OGCI is working to improve the availability of storage resources. It publishes a CO2 Storage Resource Catalogue, in collaboration with the Global CCS Institute and Pale Blue Dot Energy. Updated annually, the Catalogue uses a standardized methodology to provide investor-level confidence in the maturity of geologic CO2 storage resources available to CCUS project globally.
How does carbon storage work?
Before injection can take place, the subsurface is studied and tested with seismic analysis to verify that the site is appropriate for storage. A well is then drilled and tested to ensure the right geological conditions. The key is to identify the right place to inject and contain the carbon dioxide, which is trapped in microscopic rock pores by the same process that trapped oil and gas and natural CO2 for millions of years.
Close monitoring, using seismic data, helps to refine theoretical models and check that the carbon dioxide is moving within the rock space as expected (this is known as plume migration). Equinor, for example, has two decades of experience with storing and monitoring CO2 in two offshore locations in Norway, to avoid venting into the atmosphere. Plume monitoring with time-lapse seismic analysis (see image) shows that some of the CO2 is trapped in rock spaces due to capillary forces, some dissolved in brine and some mineralized into rock.

How do carbon capture technologies work?
A range of different technologies can be used to separate out and collect carbon dioxide, and new technologies and refinements are under development, aiming to reduce the cost of capture.
In most cases carbon dioxide is captured from the exhaust gases post-combustion. For gas producers, it is possible to separate out the carbon dioxide pre-combustion. In this process, natural gas is processed to produce hydrogen that can be burnt as a fuel without producing any emissions and a pure stream of CO2 that can be stored or used. This hydrogen is known as ‘blue’ hydrogen. Another far less mature approach is to embed CCUS as part of gas power production, using oxygen rather than air to burn the fuel, producing a pure stream of CO2 that can be stored or used.
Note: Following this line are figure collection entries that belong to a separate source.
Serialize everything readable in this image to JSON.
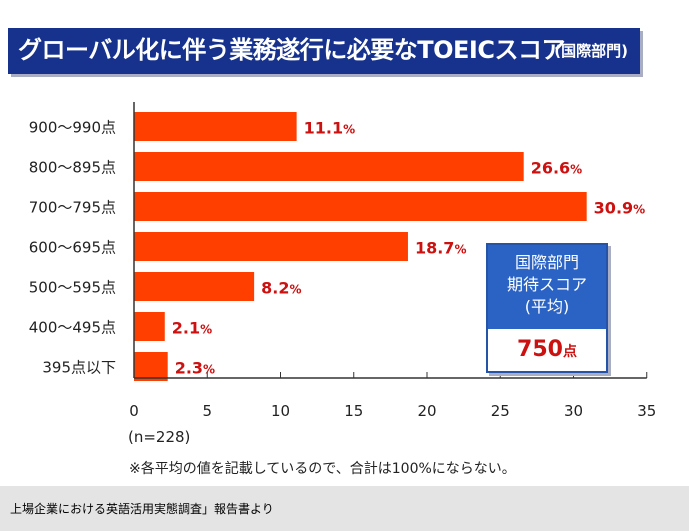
{
  "header": {
    "title": "グローバル化に伴う業務遂行に必要なTOEICスコア",
    "subtitle": "(国際部門)"
  },
  "colors": {
    "bar": "#ff3f00",
    "label": "#cc1111",
    "title_bg": "#16328c",
    "box_head": "#2b63c4"
  },
  "chart_data": {
    "type": "bar",
    "orientation": "horizontal",
    "categories": [
      "900〜990点",
      "800〜895点",
      "700〜795点",
      "600〜695点",
      "500〜595点",
      "400〜495点",
      "395点以下"
    ],
    "values": [
      11.1,
      26.6,
      30.9,
      18.7,
      8.2,
      2.1,
      2.3
    ],
    "value_labels": [
      "11.1",
      "26.6",
      "30.9",
      "18.7",
      "8.2",
      "2.1",
      "2.3"
    ],
    "value_unit": "%",
    "xlim": [
      0,
      35
    ],
    "xticks": [
      0,
      5,
      10,
      15,
      20,
      25,
      30,
      35
    ],
    "xticklabels": [
      "0",
      "5",
      "10",
      "15",
      "20",
      "25",
      "30",
      "35"
    ],
    "xlabel": "(n=228)",
    "grid": false
  },
  "callout": {
    "line1": "国際部門",
    "line2": "期待スコア",
    "line3": "(平均)",
    "value": "750",
    "unit": "点"
  },
  "note": "※各平均の値を記載しているので、合計は100%にならない。",
  "footer": {
    "source": "上場企業における英語活用実態調査」報告書より"
  }
}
Capture is generally the biggest contributor to the overall cost of CCUS, but it is significantly cheaper to capture CO2 where it is highly concentrated and under high pressure, such as in ethanol production or liquefied natural gas processing, than it is for power generation, for example, where the carbon dioxide is dilute. As technologies mature and new ones are developed, the cost of capture is expected to fall.
How does CCUS relate to negative emissions technologies?
CCUS focuses on stopping carbon dioxide emissions from power or industry from entering the atmosphere. As with other clean technologies, it helps to avoid making the climate situation worse. Negative emissions technologies, such as direct air capture and storage (DACS) and biomass with storage (BECCS), focus on removing carbon dioxide from the atmosphere to reduce the concentration of carbon dioxide. CCUS helps to facilitate technology-based carbon removal by developing storage infrastructure that it can use. CCUS hubs, such as Net Zero Teesside and Northern Lights, are increasingly working with BECCS and DACS operators to add negative emissions to their climate offering.